With crew services, dispatch, maintenance, weather, and other departments all operating on fully digitized platforms it might be appealing to consider a fully distributed workforce. Current FAA regulatory requirements would block that plan, though Anderson does see potential to demonstrate alternate means of compliance and convince the FAA that an Operations Control Center might not need to be a specific physical location.
But Breeze does not want to go fully distributed, at least not completely, and not yet. Having the various groups working together, “under one roof, in one room, leads to faster, richer interactions” for the company, Anderson says. He is keen on the ability for staff to lean over a cubicle wall for an immediate and more nuanced conversation about operations than the generally slower and more binary results of an email or text message.
But Anderson does see potential to change the way airlines staff their operations, leveraging a hybrid approach to the Operations Control Center. Leaving aside the challenges of staffing through COVID, an airline is typically overstaffed for blue sky days and understaffed for major troubles. He sees opportunity in splitting the operations between in person and remote. On the blue sky days the normal staff could handle operations in person. As troubles arise, however, the company could flex up with remote workers.
This sort of approach already works for call centers. Bringing it into the back office operations, however, would be a new tactic for airlines.
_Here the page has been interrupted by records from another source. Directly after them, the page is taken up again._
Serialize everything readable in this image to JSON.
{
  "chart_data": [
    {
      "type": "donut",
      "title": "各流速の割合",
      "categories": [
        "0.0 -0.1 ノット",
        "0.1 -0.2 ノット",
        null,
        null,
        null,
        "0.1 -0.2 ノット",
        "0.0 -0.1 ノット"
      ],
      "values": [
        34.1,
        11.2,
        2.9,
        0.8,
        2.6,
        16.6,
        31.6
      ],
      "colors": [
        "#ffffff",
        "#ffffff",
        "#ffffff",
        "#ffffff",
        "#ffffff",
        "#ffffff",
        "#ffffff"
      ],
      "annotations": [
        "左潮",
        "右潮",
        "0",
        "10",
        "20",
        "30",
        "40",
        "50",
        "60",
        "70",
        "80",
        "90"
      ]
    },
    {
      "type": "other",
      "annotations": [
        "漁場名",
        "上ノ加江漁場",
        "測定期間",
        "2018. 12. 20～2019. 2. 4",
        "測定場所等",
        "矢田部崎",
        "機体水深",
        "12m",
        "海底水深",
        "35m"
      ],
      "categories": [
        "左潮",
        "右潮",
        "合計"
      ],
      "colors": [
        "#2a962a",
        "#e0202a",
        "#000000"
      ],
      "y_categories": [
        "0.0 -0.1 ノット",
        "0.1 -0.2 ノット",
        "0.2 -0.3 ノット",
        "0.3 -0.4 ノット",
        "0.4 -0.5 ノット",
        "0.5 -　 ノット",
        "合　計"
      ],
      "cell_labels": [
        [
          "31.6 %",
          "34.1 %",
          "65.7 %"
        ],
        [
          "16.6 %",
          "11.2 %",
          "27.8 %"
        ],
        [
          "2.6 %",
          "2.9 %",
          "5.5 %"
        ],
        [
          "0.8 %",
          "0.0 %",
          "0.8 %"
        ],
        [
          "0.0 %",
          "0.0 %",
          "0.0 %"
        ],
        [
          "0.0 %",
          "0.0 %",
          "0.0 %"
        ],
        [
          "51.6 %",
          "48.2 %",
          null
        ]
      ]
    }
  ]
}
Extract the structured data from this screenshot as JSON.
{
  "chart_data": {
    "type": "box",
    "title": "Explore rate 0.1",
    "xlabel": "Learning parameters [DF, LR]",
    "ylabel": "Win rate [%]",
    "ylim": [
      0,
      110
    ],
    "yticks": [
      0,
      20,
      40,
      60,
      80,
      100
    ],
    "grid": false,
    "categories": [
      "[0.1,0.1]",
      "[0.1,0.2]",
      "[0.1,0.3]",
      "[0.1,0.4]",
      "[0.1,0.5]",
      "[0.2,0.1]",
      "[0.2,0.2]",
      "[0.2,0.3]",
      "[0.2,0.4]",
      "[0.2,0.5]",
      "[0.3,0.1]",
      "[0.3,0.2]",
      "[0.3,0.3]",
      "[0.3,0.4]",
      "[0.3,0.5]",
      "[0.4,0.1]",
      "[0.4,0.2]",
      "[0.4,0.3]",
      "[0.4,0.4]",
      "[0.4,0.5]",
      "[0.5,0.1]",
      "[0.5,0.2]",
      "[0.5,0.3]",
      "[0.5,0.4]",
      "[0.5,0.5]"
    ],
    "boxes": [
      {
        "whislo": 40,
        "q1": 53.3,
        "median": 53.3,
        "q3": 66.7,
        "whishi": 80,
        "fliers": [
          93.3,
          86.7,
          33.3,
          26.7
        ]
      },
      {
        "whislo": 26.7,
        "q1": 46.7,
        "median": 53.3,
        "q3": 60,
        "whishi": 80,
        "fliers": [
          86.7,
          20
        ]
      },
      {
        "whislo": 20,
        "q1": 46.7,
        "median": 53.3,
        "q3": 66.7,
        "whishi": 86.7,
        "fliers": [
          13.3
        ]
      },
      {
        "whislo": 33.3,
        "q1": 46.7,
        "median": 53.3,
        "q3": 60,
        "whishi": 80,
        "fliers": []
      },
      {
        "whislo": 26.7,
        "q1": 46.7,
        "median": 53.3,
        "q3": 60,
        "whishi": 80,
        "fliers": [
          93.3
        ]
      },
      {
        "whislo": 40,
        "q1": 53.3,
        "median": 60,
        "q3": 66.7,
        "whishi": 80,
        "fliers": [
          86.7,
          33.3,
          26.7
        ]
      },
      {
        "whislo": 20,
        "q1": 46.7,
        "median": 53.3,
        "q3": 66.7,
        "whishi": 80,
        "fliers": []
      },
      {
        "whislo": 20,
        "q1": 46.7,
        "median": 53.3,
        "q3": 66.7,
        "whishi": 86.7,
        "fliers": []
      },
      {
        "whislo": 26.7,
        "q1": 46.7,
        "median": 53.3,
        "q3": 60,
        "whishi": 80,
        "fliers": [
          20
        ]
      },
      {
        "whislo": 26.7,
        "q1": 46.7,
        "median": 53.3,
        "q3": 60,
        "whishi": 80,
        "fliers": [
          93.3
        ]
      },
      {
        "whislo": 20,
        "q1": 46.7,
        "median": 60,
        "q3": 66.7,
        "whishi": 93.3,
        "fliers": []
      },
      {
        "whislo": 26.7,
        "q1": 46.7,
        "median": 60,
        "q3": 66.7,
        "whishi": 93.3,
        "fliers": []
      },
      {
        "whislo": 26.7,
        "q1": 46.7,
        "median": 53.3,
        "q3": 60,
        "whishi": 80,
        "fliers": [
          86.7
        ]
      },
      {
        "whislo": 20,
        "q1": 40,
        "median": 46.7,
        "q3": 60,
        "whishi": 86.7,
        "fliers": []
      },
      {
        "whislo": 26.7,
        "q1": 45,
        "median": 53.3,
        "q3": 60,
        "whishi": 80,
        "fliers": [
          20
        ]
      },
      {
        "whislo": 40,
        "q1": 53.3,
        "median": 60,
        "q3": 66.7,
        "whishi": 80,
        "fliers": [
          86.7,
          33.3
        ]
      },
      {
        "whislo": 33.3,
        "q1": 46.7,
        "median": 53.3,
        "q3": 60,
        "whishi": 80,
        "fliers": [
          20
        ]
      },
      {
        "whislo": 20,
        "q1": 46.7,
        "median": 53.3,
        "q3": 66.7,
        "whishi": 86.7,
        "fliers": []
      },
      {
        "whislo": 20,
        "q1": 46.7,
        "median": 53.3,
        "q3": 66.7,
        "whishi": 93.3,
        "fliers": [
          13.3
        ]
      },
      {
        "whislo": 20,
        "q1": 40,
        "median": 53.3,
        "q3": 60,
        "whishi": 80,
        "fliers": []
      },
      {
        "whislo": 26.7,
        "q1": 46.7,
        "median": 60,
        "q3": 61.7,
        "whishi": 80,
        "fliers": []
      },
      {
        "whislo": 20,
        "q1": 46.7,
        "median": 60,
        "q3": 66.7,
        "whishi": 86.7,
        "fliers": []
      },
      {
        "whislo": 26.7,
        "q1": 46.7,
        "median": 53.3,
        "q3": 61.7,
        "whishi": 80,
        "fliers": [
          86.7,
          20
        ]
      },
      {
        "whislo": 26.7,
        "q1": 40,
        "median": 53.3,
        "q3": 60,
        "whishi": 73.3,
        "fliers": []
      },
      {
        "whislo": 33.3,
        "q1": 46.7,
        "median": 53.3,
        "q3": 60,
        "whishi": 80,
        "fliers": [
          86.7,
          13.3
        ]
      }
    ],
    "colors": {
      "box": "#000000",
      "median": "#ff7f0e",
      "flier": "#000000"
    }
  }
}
Improving digital processes when it comes to ground processes, however, is relatively easy, even with the regulatory overhead. Improving the processes in the aircraft, and especially in the air, remains far more challenging. With aircraft lifecycles measured in decades rather than the months of consumer electronics systems, there are real disconnects — literally and figuratively — between a 2021 tablet in the hands of a maintenance engineer and an aircraft that predates the iMac. Everything from the connecting ports, cables, operating systems, programming languages and beyond means that, when an airline looks to link up its aircraft and its operational and MRO systems, developing a truly future proof digital ecosystem within the airline operation that can evolve and mature with the commercial market is an important consideration.
Aircraft technicians today often manage their maintenance processes with antiquated hardware. Like other airlines, Breeze maintains a set of legacy laptops with the older software and hardware interfaces that allow engineers to interact with its Embraer E-Jet fleet, some of which date back to the mid-2000s. Getting beyond this complex, specialised, time-consuming and high-specialty legacy-to-legacy technology approach would require a different approach to how the interfaces are designed and implemented.
As one option here, the industry could replace this aircraft-to-laptop model with one where data is offloaded from the aircraft through a satellite connection, via a cellular connection on the ground, or through interfaces that can evolve with the commercial hardware that will need to read them through the middle of the century or beyond. These systems are less likely to be retrofit to existing aircraft, which poses a complicated set of questions to an airline like Breeze starting up with previously operated aircraft. But they could deliver significant value if integrated as part of new aircraft or engine designs.
Breeze still has a long way to grow: the carrier is adding a new fleet type (the Airbus A220-300), operating bases, and route network design. Building on this flexible and digital base, however, the company expects a smoother path to that future. And these digital technologies, while potentially challenging to adopt into existing operations, could pay handsome dividends for the airlines and manufacturers willing to make the investment.